Anonymized data has the main advantage of being a measure against the risks of sharing sensitive data with third parties, thus complying with the regulations established by the GDPR. It is a way to ensure data security and compliance with privacy policies, while reducing exposure to potential cybersecurity attacks. Pseudonymization, on the other hand, also makes it possible to keep documents and data sources in a readable state similar to the original, even making masking imperceptible. The data masked with this technique can go into production processes immediately and be useful to third parties such as researchers or external auditors. Finally, using data anonymization indicates that the company understands the importance of protecting data, which generates confidence in its customers and security in the business.
More information: Anonymizing Databases: Tools and Techniques
Anonymization could prove to be a fairly reliable way to ensure data and combine them with other aspects of data management, but it has some disadvantages as well. One of the less obvious ones is that it is time-consuming to ask users for permission to handle and perform any operation on the data.
Conclusion: anonymized or synthetic data?
Institutions or companies whose data is needed for processes involving human actors that could constitute a source of risk for the original data, could use anonymized data as a viable and very efficient option for maintaining their processes with third parties without assuming risks. The use of synthetic data may alter, in some cases, the underlying patterns in the data that could be the fundamental interest in the research or use of those data sources such as, for example, demographic studies, health studies related to high incidence diseases, etc. Anonymized data retain, due to the nature of the method, all non-sensitive patterns of individuals, and private data cannot be inferred from them unless you have additional information.

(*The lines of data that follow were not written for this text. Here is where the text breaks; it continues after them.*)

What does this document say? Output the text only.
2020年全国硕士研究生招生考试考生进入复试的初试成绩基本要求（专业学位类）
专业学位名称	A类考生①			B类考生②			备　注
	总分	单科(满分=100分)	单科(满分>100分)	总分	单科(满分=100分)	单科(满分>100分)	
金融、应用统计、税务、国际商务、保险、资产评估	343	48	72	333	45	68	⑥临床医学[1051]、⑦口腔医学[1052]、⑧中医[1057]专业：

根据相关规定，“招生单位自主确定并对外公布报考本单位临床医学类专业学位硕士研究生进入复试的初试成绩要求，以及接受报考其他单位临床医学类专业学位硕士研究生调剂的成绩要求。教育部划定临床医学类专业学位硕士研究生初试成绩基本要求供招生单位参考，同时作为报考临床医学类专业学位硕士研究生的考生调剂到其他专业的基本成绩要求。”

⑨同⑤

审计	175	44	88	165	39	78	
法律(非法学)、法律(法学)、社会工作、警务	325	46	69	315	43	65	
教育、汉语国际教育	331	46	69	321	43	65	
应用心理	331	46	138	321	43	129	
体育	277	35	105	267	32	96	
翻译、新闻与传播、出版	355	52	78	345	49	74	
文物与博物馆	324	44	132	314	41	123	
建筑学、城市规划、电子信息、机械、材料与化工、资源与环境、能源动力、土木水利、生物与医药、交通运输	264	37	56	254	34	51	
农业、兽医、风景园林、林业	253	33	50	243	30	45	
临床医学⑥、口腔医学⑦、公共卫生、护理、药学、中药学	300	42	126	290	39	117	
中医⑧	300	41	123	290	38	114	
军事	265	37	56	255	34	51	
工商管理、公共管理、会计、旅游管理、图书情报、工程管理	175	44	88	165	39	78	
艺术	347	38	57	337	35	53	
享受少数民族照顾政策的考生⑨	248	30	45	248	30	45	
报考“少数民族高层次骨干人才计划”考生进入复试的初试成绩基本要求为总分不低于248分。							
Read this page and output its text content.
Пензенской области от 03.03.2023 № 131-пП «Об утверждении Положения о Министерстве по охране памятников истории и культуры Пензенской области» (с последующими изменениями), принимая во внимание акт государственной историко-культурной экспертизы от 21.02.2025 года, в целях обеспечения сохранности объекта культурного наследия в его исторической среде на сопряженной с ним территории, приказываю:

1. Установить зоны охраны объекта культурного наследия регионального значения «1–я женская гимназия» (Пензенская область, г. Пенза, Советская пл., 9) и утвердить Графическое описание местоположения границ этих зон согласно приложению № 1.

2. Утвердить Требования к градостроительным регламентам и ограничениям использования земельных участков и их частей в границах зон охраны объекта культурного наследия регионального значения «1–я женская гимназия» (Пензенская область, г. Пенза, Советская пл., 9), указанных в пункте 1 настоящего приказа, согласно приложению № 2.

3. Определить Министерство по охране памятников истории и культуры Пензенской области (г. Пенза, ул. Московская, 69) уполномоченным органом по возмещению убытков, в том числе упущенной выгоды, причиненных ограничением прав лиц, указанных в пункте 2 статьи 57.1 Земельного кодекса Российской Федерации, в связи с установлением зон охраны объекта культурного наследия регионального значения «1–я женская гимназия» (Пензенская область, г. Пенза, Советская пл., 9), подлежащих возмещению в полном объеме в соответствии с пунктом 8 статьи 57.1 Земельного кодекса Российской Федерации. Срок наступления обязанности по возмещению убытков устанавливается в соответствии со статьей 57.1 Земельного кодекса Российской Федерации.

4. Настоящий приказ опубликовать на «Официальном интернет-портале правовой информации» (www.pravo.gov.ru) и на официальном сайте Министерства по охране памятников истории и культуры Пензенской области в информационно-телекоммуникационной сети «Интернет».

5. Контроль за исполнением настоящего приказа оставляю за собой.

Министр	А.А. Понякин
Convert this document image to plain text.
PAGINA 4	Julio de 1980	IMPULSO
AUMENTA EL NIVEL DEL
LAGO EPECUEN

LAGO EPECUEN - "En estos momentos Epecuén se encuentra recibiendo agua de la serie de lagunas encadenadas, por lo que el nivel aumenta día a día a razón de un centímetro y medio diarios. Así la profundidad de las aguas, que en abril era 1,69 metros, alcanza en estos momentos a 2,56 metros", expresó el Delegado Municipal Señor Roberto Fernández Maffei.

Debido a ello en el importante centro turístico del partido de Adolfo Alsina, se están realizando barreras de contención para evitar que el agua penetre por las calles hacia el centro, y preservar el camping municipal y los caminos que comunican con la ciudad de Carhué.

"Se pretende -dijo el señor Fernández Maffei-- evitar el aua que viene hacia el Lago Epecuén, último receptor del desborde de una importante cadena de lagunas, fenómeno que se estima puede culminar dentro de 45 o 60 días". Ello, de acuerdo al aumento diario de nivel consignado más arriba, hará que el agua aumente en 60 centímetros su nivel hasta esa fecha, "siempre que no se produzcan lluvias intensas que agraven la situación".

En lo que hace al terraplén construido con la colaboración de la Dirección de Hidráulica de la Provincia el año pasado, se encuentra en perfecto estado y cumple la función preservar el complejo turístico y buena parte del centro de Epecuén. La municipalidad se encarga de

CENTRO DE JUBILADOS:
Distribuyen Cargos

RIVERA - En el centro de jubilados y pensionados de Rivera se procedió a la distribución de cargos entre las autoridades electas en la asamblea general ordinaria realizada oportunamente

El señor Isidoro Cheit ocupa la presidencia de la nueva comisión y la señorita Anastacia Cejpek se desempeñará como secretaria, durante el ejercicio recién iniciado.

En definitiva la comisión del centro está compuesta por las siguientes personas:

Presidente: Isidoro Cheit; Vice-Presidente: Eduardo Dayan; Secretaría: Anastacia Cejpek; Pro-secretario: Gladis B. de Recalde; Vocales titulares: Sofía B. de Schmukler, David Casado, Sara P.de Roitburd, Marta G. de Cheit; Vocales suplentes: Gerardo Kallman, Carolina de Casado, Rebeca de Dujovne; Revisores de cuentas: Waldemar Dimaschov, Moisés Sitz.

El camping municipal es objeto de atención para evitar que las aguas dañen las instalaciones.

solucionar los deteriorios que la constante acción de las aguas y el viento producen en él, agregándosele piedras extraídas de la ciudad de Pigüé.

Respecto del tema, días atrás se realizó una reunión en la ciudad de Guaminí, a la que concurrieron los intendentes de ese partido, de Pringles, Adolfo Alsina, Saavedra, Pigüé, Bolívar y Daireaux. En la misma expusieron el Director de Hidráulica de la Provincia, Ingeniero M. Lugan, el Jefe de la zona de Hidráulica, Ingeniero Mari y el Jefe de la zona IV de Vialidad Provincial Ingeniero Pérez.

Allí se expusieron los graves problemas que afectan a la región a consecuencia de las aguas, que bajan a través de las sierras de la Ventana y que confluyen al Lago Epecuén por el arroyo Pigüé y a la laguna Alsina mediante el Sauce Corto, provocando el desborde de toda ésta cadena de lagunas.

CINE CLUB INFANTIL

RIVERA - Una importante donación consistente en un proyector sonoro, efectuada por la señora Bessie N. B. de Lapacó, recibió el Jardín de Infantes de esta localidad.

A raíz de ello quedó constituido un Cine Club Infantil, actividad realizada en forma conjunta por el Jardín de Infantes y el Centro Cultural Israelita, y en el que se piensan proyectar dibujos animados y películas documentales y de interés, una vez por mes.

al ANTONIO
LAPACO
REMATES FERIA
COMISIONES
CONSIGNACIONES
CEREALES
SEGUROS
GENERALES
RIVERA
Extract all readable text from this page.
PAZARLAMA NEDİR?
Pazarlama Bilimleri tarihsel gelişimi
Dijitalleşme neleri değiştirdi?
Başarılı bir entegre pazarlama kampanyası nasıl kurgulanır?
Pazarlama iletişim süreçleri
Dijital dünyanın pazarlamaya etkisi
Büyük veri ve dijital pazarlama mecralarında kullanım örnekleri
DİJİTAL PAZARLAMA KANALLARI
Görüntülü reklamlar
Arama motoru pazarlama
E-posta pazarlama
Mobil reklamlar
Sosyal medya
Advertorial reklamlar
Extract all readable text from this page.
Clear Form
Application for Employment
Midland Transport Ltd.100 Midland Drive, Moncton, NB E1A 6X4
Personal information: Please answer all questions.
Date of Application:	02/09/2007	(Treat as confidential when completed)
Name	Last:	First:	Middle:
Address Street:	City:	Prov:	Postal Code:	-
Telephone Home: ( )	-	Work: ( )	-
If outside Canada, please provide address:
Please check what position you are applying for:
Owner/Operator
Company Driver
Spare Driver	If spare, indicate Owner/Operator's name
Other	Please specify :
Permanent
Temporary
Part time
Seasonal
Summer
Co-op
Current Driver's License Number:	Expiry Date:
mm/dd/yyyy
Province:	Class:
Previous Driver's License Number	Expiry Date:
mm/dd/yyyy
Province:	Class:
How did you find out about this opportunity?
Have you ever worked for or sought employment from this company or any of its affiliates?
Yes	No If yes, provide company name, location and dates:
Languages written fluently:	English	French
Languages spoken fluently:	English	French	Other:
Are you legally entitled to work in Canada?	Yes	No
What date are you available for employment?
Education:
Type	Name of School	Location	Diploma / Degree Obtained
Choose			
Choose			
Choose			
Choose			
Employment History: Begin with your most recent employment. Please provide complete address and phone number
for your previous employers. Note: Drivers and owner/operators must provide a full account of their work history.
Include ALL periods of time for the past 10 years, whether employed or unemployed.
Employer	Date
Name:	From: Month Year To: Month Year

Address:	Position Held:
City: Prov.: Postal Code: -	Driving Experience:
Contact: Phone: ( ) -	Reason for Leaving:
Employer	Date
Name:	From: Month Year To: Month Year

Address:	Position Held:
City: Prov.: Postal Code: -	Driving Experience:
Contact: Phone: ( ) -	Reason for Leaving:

After having reviewed and differentiated both concepts and their main advantages and disadvantages, we can conclude that the best way to ensure data privacy is to use anonymized data. They ensure the protection of sensitive data, comply with the GDPR, and better preserve the consistency and meaningfulness of the text.
Since 2020, Pangeanic has been leading the MAPA (Multilingual Anonymization toolkit for Public Administrations) project, which is supported by the European Union’s CEF (Connecting Europe Facility) program and the NTEU (Neural Translation for the EU) project. MAPA’s objective is to develop a multilingual anonymization tool, based on named entity recognition (NER) and applicable to all EU languages. Learn more in this video:
While Pangeanic recommends using anonymization techniques to ensure data privacy, synthetic data is a good technique to generate data with intrinsic characteristics and patterns similar to the original data in order to feed the models themselves, which are trained to generate the anonymized data.